For the Giants right now, Kyle Harrison is the star of the farm system, by far, especially among starting pitchers, and also overall, due to injuries and disappointing performances for the others. The only other interesting starting pitcher is Mason Black, and even as he dominated in A-ball, he's been ordinary in Advance A ball. And pitchers like Ryan Murphy seemed like they were ready to break out last season, hit the speed bump and aren't doing as well in 2022, and he hasn't pitched since July 6th.

Between a Rock and a Hard Place

That's the risks of focusing on pitchers. We saw that early in the Sabean era, as pitchers like Williams, Ainsworth, Foppert, and Lowry flame out for one reason or another. But when you hit on the pick, as he did with Cain, Lincecum, Bumgarner, Sanchez, Wilson, Romo, that forms a great pitching staff for a good period of time. 

To build a dominant pitching staff, you have to draft a lot of pitchers, and focus a lot of coaching personnel on developing and improving the pitching. But obstacles, like especially injury, but also other factors (mindset being a particular roadblock), will stop some pitchers from advancing to the majors. So a team is stuck between a rock and a hard place: to build a strong team for winning in the playoffs, you have to focus on developing pitchers, but there's a two step forward, one step back, aspect to this because pitchers have a lot more issues with injuries and other developmental roadblocks, than position players. 

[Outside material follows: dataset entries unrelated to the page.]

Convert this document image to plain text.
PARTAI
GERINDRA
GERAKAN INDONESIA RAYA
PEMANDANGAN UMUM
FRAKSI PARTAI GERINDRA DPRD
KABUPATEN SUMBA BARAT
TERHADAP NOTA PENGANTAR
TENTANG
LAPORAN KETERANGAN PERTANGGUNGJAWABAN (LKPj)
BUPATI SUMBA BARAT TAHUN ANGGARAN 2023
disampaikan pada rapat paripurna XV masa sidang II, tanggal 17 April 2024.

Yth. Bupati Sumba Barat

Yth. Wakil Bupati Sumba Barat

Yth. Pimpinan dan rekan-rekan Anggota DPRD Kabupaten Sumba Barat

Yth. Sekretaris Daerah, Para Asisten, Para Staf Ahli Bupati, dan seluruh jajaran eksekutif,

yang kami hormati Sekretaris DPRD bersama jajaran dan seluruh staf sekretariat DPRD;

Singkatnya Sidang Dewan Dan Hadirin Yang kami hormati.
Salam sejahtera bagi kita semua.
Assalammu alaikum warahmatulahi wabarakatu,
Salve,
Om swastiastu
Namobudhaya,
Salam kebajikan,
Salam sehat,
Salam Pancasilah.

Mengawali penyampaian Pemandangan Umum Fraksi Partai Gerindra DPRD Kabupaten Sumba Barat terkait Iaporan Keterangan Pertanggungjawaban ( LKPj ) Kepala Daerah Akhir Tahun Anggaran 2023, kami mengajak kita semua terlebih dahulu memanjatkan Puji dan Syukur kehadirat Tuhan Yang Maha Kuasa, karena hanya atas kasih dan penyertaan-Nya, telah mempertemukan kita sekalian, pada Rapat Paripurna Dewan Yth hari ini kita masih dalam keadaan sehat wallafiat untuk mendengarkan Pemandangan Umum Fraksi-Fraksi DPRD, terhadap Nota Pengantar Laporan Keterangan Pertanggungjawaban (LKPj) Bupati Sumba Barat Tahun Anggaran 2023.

That's why draft studies have shown that college hitter provide more value than others (college pitchers, and high schoolers), and especially high school pitchers.  But as the Giants have shown, it is not an absolute rule: they have developed high school pitchers from Cain to Bumgarner to Wheeler to Webb (and hopefully Harrison), so it is not impossible, but it is very tough, nonetheless. 

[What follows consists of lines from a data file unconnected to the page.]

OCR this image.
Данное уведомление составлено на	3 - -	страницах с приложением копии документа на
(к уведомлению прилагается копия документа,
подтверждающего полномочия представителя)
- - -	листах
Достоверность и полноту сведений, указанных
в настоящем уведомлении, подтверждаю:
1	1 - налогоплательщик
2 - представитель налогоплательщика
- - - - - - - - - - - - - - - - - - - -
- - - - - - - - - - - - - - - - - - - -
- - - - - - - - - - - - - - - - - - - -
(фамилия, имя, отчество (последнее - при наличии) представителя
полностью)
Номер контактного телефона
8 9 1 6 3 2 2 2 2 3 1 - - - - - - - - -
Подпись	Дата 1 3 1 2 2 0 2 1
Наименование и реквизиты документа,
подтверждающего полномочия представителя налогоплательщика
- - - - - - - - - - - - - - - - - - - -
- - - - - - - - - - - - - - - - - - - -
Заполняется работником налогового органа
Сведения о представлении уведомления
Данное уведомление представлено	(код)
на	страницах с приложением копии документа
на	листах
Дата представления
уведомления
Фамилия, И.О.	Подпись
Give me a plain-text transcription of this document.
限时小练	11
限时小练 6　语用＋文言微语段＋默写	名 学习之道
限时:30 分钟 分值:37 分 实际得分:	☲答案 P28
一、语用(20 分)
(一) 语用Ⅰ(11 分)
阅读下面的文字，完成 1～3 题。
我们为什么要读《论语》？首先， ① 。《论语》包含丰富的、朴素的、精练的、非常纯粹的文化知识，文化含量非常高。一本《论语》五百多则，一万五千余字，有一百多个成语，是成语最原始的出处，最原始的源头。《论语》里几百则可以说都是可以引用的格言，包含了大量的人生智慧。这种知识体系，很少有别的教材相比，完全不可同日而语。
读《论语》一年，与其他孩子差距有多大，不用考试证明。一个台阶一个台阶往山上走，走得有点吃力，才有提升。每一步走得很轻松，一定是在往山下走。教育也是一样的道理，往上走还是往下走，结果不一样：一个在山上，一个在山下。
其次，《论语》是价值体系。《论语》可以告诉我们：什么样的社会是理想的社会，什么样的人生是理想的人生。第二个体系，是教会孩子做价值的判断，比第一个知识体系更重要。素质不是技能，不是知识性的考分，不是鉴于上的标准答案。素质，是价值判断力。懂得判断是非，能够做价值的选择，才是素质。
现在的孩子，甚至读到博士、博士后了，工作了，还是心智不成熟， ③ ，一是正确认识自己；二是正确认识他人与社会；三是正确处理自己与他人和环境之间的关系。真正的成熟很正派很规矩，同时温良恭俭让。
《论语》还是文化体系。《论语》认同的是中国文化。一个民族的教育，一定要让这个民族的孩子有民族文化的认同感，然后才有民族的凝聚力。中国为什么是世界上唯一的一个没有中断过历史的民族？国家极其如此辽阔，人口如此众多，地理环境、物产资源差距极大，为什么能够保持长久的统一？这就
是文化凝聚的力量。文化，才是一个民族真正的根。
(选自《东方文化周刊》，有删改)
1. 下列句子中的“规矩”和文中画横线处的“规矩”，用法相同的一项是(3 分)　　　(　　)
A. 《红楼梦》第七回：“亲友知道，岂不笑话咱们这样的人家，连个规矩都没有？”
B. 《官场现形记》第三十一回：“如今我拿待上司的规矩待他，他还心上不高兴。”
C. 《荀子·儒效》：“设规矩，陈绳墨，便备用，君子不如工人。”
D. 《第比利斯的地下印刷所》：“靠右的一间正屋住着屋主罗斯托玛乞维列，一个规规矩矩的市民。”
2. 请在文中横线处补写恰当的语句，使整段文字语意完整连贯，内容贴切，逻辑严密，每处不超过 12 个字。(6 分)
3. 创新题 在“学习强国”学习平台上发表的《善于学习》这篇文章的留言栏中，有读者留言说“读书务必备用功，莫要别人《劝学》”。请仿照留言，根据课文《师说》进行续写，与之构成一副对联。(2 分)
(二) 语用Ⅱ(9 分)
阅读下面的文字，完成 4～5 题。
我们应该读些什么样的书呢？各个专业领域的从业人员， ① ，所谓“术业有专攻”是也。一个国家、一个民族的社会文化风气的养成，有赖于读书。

But it's a strategic choice: do you just want to be good in the regular season, and accept that the playoffs is then a crapshoot for your team, or do you reach for the stars by focusing on pitching, accepting that the best way to win the World Series is to focus on great pitching, knowing that random injuries will knock your plans to the ground sometimes, and perhaps often (see the Giants pitching development until Cain)?